Add a Webhook Trigger with a test payload:

{
  "text": "Tensorify is a visual backend builder...",
  "metadata": { "source": "docs", "page": 1 }
}

Add a Code node connected to the trigger. This chunks the document:

import os

text = input["body"]["text"]
metadata = input["body"].get("metadata", {})
chunk_size = 500
overlap = 50

chunks = []
for i in range(0, len(text), chunk_size - overlap):
    chunk = text[i:i + chunk_size]
    if chunk.strip():
        chunks.append({
            "text": chunk,
            "metadata": {**metadata, "chunk_index": len(chunks)}
        })

output = {"chunks": chunks}

Add another Code node to generate embeddings and upsert to Qdrant:

import os, json
from urllib.request import Request, urlopen

openai_key = os.environ["OPENAI_API_KEY"]
qdrant_url = os.environ.get("QDRANT_URL", "http://localhost:6333")
qdrant_key = os.environ.get("QDRANT_API_KEY", "")

chunks = input["chunks"]
texts = [c["text"] for c in chunks]

# Generate embeddings via OpenAI
req = Request("https://api.openai.com/v1/embeddings", method="POST",
    headers={"Authorization": f"Bearer {openai_key}", "Content-Type": "application/json"},
    data=json.dumps({"input": texts, "model": "text-embedding-3-small"}).encode())
resp = json.loads(urlopen(req).read())
embeddings = [d["embedding"] for d in resp["data"]]

# Upsert to Qdrant
import uuid
points = [{"id": str(uuid.uuid4()), "vector": emb, "payload": {"text": c["text"], **c["metadata"]}}
          for emb, c in zip(embeddings, chunks)]

req = Request(f"{qdrant_url}/collections/my-documents/points", method="PUT",
    headers={"Content-Type": "application/json", **({"api-key": qdrant_key} if qdrant_key else {})},
    data=json.dumps({"points": points}).encode())
urlopen(req)

output = {"upserted": len(points)}

Add a Return node to confirm ingestion.
Deploy and send documents to the webhook URL.
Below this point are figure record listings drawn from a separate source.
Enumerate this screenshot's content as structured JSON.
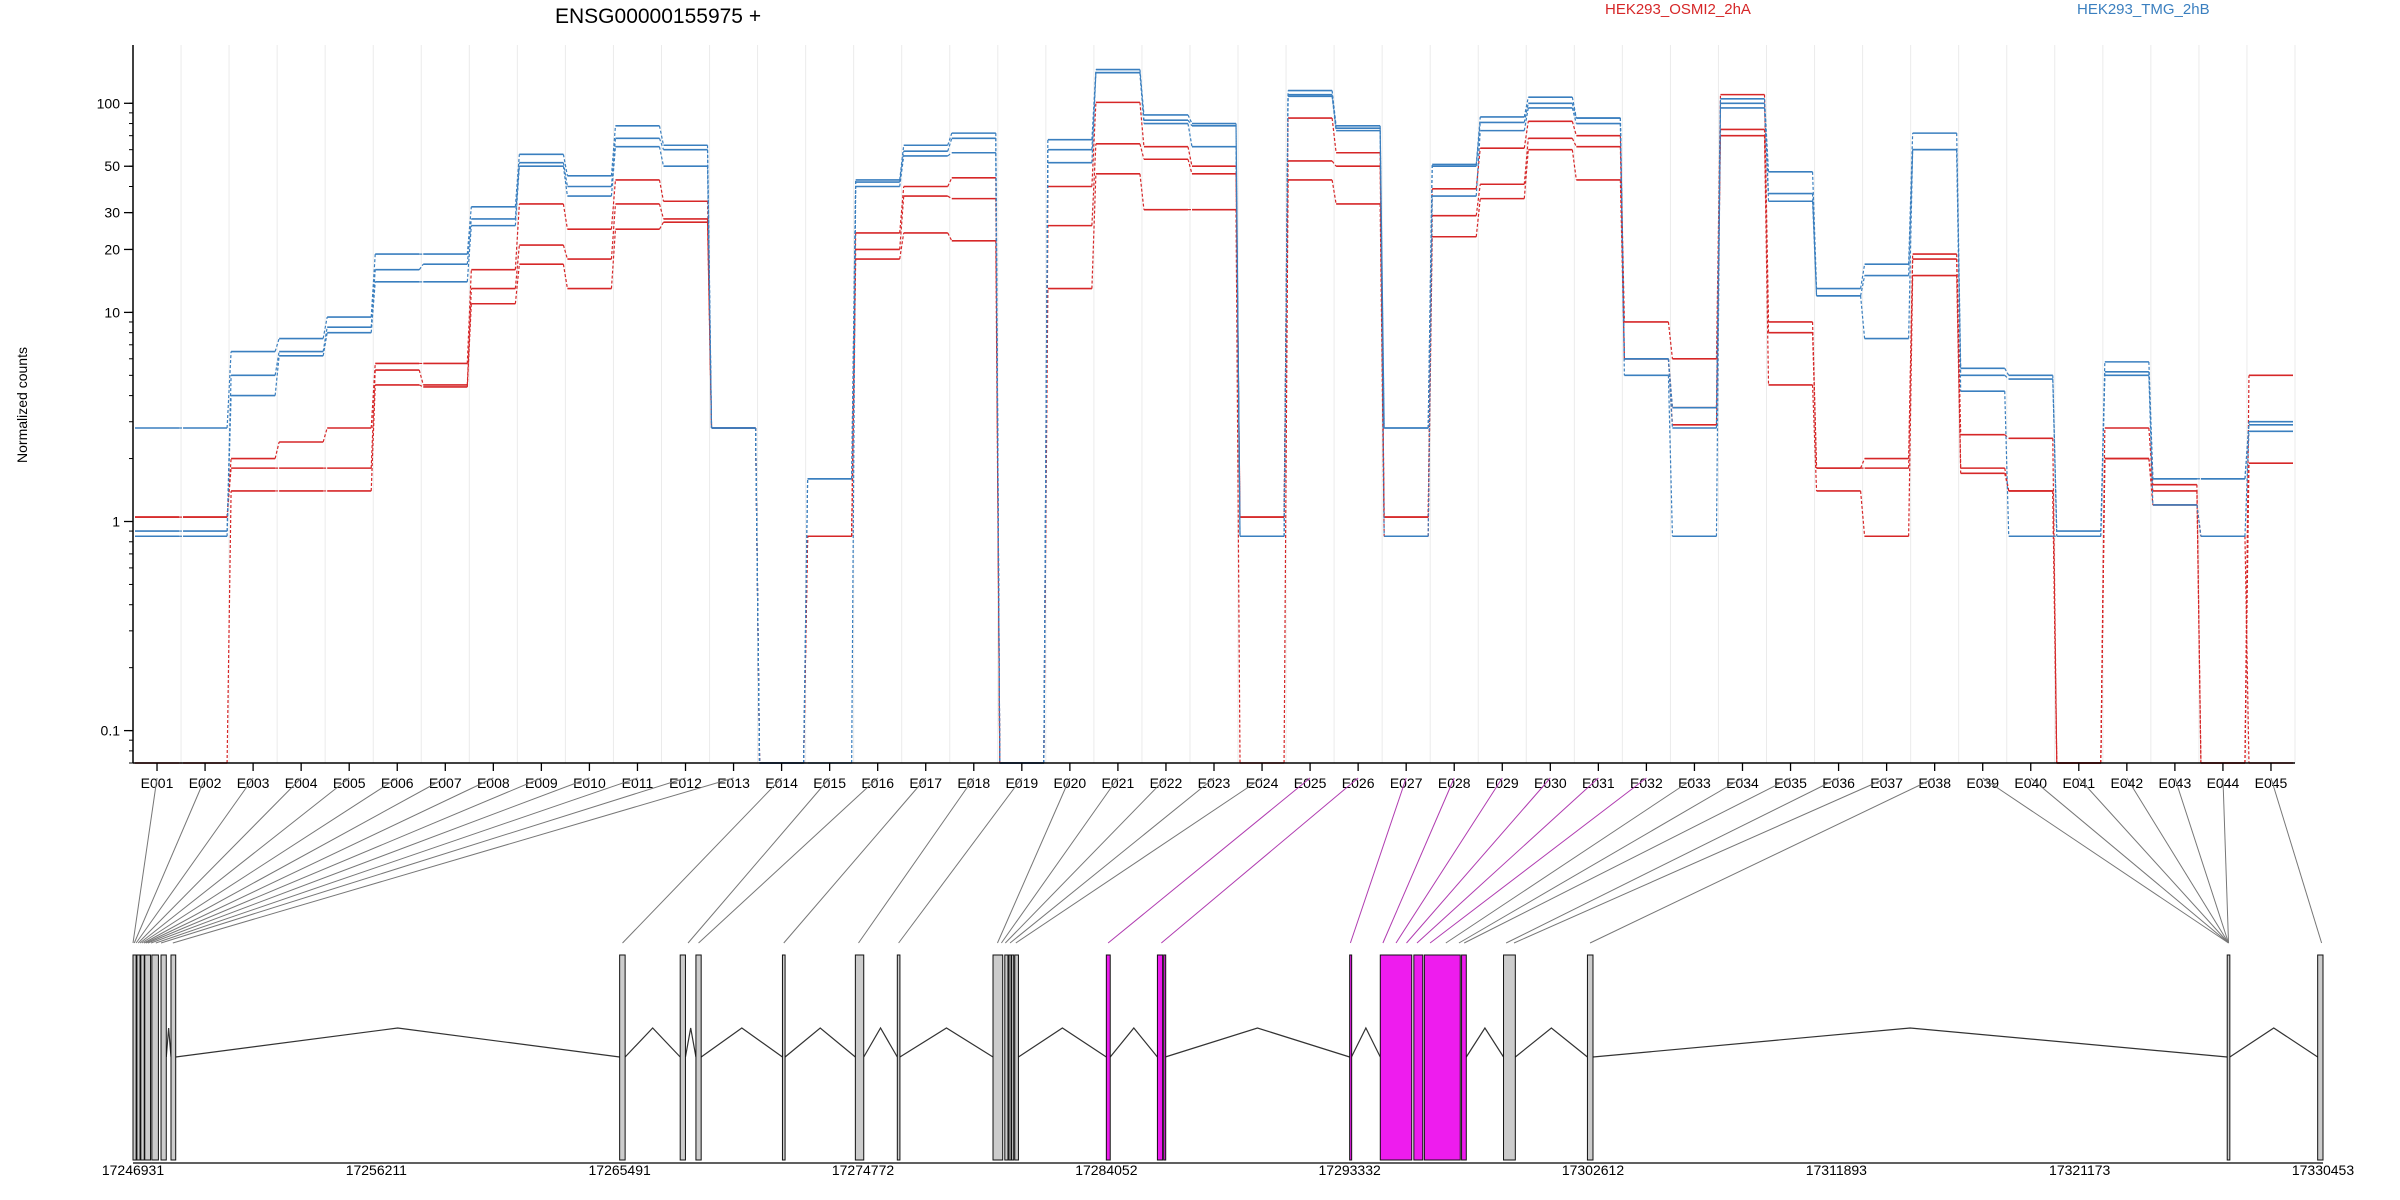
{
  "chart_data": {
    "type": "line",
    "subtype": "step",
    "title": "ENSG00000155975 +",
    "ylabel": "Normalized counts",
    "xlabel": "",
    "yscale": "log",
    "ylim": [
      0.07,
      190
    ],
    "grid": true,
    "legend_placement": "top",
    "y_ticks": [
      "0.1",
      "1",
      "10",
      "20",
      "30",
      "50",
      "100"
    ],
    "y_tick_values": [
      0.1,
      1,
      10,
      20,
      30,
      50,
      100
    ],
    "categories": [
      "E001",
      "E002",
      "E003",
      "E004",
      "E005",
      "E006",
      "E007",
      "E008",
      "E009",
      "E010",
      "E011",
      "E012",
      "E013",
      "E014",
      "E015",
      "E016",
      "E017",
      "E018",
      "E019",
      "E020",
      "E021",
      "E022",
      "E023",
      "E024",
      "E025",
      "E026",
      "E027",
      "E028",
      "E029",
      "E030",
      "E031",
      "E032",
      "E033",
      "E034",
      "E035",
      "E036",
      "E037",
      "E038",
      "E039",
      "E040",
      "E041",
      "E042",
      "E043",
      "E044",
      "E045"
    ],
    "legend": [
      {
        "name": "HEK293_OSMI2_2hA",
        "color": "#d62728"
      },
      {
        "name": "HEK293_TMG_2hB",
        "color": "#3a7fbf"
      }
    ],
    "series": [
      {
        "name": "HEK293_OSMI2_2hA",
        "color": "#d62728",
        "values": [
          1.05,
          1.05,
          2.0,
          2.4,
          2.8,
          5.7,
          5.7,
          16,
          33,
          25,
          43,
          34,
          2.8,
          0.07,
          0.85,
          24,
          40,
          44,
          0.07,
          40,
          101,
          62,
          50,
          1.05,
          85,
          58,
          1.05,
          39,
          61,
          82,
          70,
          9,
          6,
          110,
          9,
          1.8,
          2.0,
          19,
          2.6,
          2.5,
          0.07,
          2.8,
          1.5,
          0.07,
          5.0
        ]
      },
      {
        "name": "",
        "color": "#d62728",
        "values": [
          1.05,
          1.05,
          1.8,
          1.8,
          1.8,
          5.3,
          4.5,
          13,
          21,
          18,
          33,
          28,
          2.8,
          0.07,
          0.85,
          20,
          36,
          35,
          0.07,
          26,
          64,
          54,
          46,
          1.05,
          53,
          50,
          1.05,
          29,
          41,
          68,
          62,
          6,
          3.5,
          75,
          8,
          1.8,
          1.8,
          18,
          1.8,
          1.4,
          0.07,
          2.0,
          1.4,
          0.07,
          1.9
        ]
      },
      {
        "name": "",
        "color": "#d62728",
        "values": [
          0.07,
          0.07,
          1.4,
          1.4,
          1.4,
          4.5,
          4.4,
          11,
          17,
          13,
          25,
          27,
          2.8,
          0.07,
          0.85,
          18,
          24,
          22,
          0.07,
          13,
          46,
          31,
          31,
          0.07,
          43,
          33,
          0.85,
          23,
          35,
          60,
          43,
          6,
          2.9,
          70,
          4.5,
          1.4,
          0.85,
          15,
          1.7,
          1.4,
          0.07,
          2.0,
          1.2,
          0.85,
          0.07
        ]
      },
      {
        "name": "HEK293_TMG_2hB",
        "color": "#3a7fbf",
        "values": [
          2.8,
          2.8,
          6.5,
          7.5,
          9.5,
          19,
          19,
          32,
          57,
          45,
          78,
          63,
          2.8,
          0.07,
          1.6,
          43,
          63,
          72,
          0.07,
          67,
          145,
          88,
          80,
          0.85,
          115,
          78,
          2.8,
          51,
          86,
          107,
          85,
          6,
          3.5,
          105,
          47,
          13,
          17,
          72,
          5.4,
          5.0,
          0.9,
          5.8,
          1.6,
          1.6,
          3.0
        ]
      },
      {
        "name": "",
        "color": "#3a7fbf",
        "values": [
          0.9,
          0.9,
          5.0,
          6.5,
          8.5,
          16,
          17,
          28,
          52,
          40,
          68,
          60,
          2.8,
          0.07,
          1.6,
          42,
          59,
          68,
          0.07,
          60,
          140,
          83,
          78,
          0.85,
          110,
          76,
          2.8,
          50,
          81,
          100,
          85,
          6,
          2.8,
          95,
          37,
          12,
          15,
          60,
          5.0,
          4.8,
          0.85,
          5.2,
          1.6,
          1.6,
          2.9
        ]
      },
      {
        "name": "",
        "color": "#3a7fbf",
        "values": [
          0.85,
          0.85,
          4.0,
          6.2,
          8.0,
          14,
          14,
          26,
          50,
          36,
          62,
          50,
          2.8,
          0.07,
          0.07,
          40,
          56,
          58,
          0.07,
          52,
          140,
          80,
          62,
          0.85,
          108,
          74,
          0.85,
          36,
          74,
          95,
          80,
          5,
          0.85,
          100,
          34,
          12,
          7.5,
          60,
          4.2,
          0.85,
          0.85,
          5.0,
          1.2,
          0.85,
          2.7
        ]
      }
    ],
    "gene_axis": {
      "ticks": [
        "17246931",
        "17256211",
        "17265491",
        "17274772",
        "17284052",
        "17293332",
        "17302612",
        "17311893",
        "17321173",
        "17330453"
      ],
      "tick_values": [
        17246931,
        17256211,
        17265491,
        17274772,
        17284052,
        17293332,
        17302612,
        17311893,
        17321173,
        17330453
      ],
      "range": [
        17246931,
        17330453
      ],
      "exon_color": "#cccccc",
      "highlight_color": "#ee1cee",
      "exons": [
        {
          "start": 17246931,
          "end": 17247050
        },
        {
          "start": 17247080,
          "end": 17247200
        },
        {
          "start": 17247230,
          "end": 17247360
        },
        {
          "start": 17247380,
          "end": 17247600
        },
        {
          "start": 17247650,
          "end": 17247900
        },
        {
          "start": 17248000,
          "end": 17248200
        },
        {
          "start": 17248380,
          "end": 17248560
        },
        {
          "start": 17265491,
          "end": 17265700
        },
        {
          "start": 17267800,
          "end": 17268000
        },
        {
          "start": 17268400,
          "end": 17268600
        },
        {
          "start": 17271700,
          "end": 17271800
        },
        {
          "start": 17274480,
          "end": 17274800
        },
        {
          "start": 17276080,
          "end": 17276180
        },
        {
          "start": 17279730,
          "end": 17280100
        },
        {
          "start": 17280180,
          "end": 17280300
        },
        {
          "start": 17280340,
          "end": 17280420
        },
        {
          "start": 17280440,
          "end": 17280520
        },
        {
          "start": 17280560,
          "end": 17280700
        },
        {
          "start": 17284052,
          "end": 17284200,
          "highlight": true
        },
        {
          "start": 17286000,
          "end": 17286200,
          "highlight": true
        },
        {
          "start": 17286240,
          "end": 17286300,
          "highlight": true
        },
        {
          "start": 17293332,
          "end": 17293400,
          "highlight": true
        },
        {
          "start": 17294500,
          "end": 17295700,
          "highlight": true
        },
        {
          "start": 17295780,
          "end": 17296120,
          "highlight": true
        },
        {
          "start": 17296180,
          "end": 17297550,
          "highlight": true
        },
        {
          "start": 17297600,
          "end": 17297780,
          "highlight": true
        },
        {
          "start": 17299200,
          "end": 17299650
        },
        {
          "start": 17302400,
          "end": 17302612
        },
        {
          "start": 17326800,
          "end": 17326900
        },
        {
          "start": 17330250,
          "end": 17330453
        }
      ],
      "connectors": [
        {
          "exon": "E001",
          "pos": 17246931
        },
        {
          "exon": "E002",
          "pos": 17246980
        },
        {
          "exon": "E003",
          "pos": 17247050
        },
        {
          "exon": "E004",
          "pos": 17247130
        },
        {
          "exon": "E005",
          "pos": 17247200
        },
        {
          "exon": "E006",
          "pos": 17247270
        },
        {
          "exon": "E007",
          "pos": 17247350
        },
        {
          "exon": "E008",
          "pos": 17247420
        },
        {
          "exon": "E009",
          "pos": 17247500
        },
        {
          "exon": "E010",
          "pos": 17247620
        },
        {
          "exon": "E011",
          "pos": 17247800
        },
        {
          "exon": "E012",
          "pos": 17248000
        },
        {
          "exon": "E013",
          "pos": 17248450
        },
        {
          "exon": "E014",
          "pos": 17265600
        },
        {
          "exon": "E015",
          "pos": 17268100
        },
        {
          "exon": "E016",
          "pos": 17268500
        },
        {
          "exon": "E017",
          "pos": 17271750
        },
        {
          "exon": "E018",
          "pos": 17274600
        },
        {
          "exon": "E019",
          "pos": 17276130
        },
        {
          "exon": "E020",
          "pos": 17279900
        },
        {
          "exon": "E021",
          "pos": 17280050
        },
        {
          "exon": "E022",
          "pos": 17280200
        },
        {
          "exon": "E023",
          "pos": 17280380
        },
        {
          "exon": "E024",
          "pos": 17280600
        },
        {
          "exon": "E025",
          "pos": 17284120,
          "highlight": true
        },
        {
          "exon": "E026",
          "pos": 17286150,
          "highlight": true
        },
        {
          "exon": "E027",
          "pos": 17293360,
          "highlight": true
        },
        {
          "exon": "E028",
          "pos": 17294600,
          "highlight": true
        },
        {
          "exon": "E029",
          "pos": 17295100,
          "highlight": true
        },
        {
          "exon": "E030",
          "pos": 17295500,
          "highlight": true
        },
        {
          "exon": "E031",
          "pos": 17295900,
          "highlight": true
        },
        {
          "exon": "E032",
          "pos": 17296400,
          "highlight": true
        },
        {
          "exon": "E033",
          "pos": 17297000
        },
        {
          "exon": "E034",
          "pos": 17297500
        },
        {
          "exon": "E035",
          "pos": 17297700
        },
        {
          "exon": "E036",
          "pos": 17299300
        },
        {
          "exon": "E037",
          "pos": 17299600
        },
        {
          "exon": "E038",
          "pos": 17302500
        },
        {
          "exon": "E039",
          "pos": 17326850
        },
        {
          "exon": "E040",
          "pos": 17326850
        },
        {
          "exon": "E041",
          "pos": 17326850
        },
        {
          "exon": "E042",
          "pos": 17326850
        },
        {
          "exon": "E043",
          "pos": 17326850
        },
        {
          "exon": "E044",
          "pos": 17326850
        },
        {
          "exon": "E045",
          "pos": 17330400
        }
      ]
    }
  }
}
Step 4: Test with the Playground

Open the Query Workflow's canvas and click the Playground tab. Chat mode activates automatically because the protocol is openai-chat.

Ask questions about your ingested documents. The Qdrant Memory plugin automatically performs semantic search on each message, injecting relevant chunks into the agent's context.

Step 5: Connect from Your App

Use any OpenAI SDK:

from openai import OpenAI

client = OpenAI(
    base_url="https://triggers.tensorify.io/h/YOUR_HOOK_ID/v1",
    api_key="your-bearer-token"
)

response = client.chat.completions.create(
    model="rag-agent",
    messages=[{"role": "user", "content": "What is Tensorify?"}],
    stream=True
)
for chunk in response:
    if chunk.choices[0].delta.content:
        print(chunk.choices[0].delta.content, end="")

Alternative: Explicit RAG Pipeline

For more control over the retrieval step, skip the Qdrant Memory plugin and build an explicit pipeline:

API Trigger → Code (preprocess query) → HTTP Request (search Qdrant API) → Transform (format context) → AI Agent → Return

This gives you full control over query preprocessing, filtering, re-ranking, and context formatting.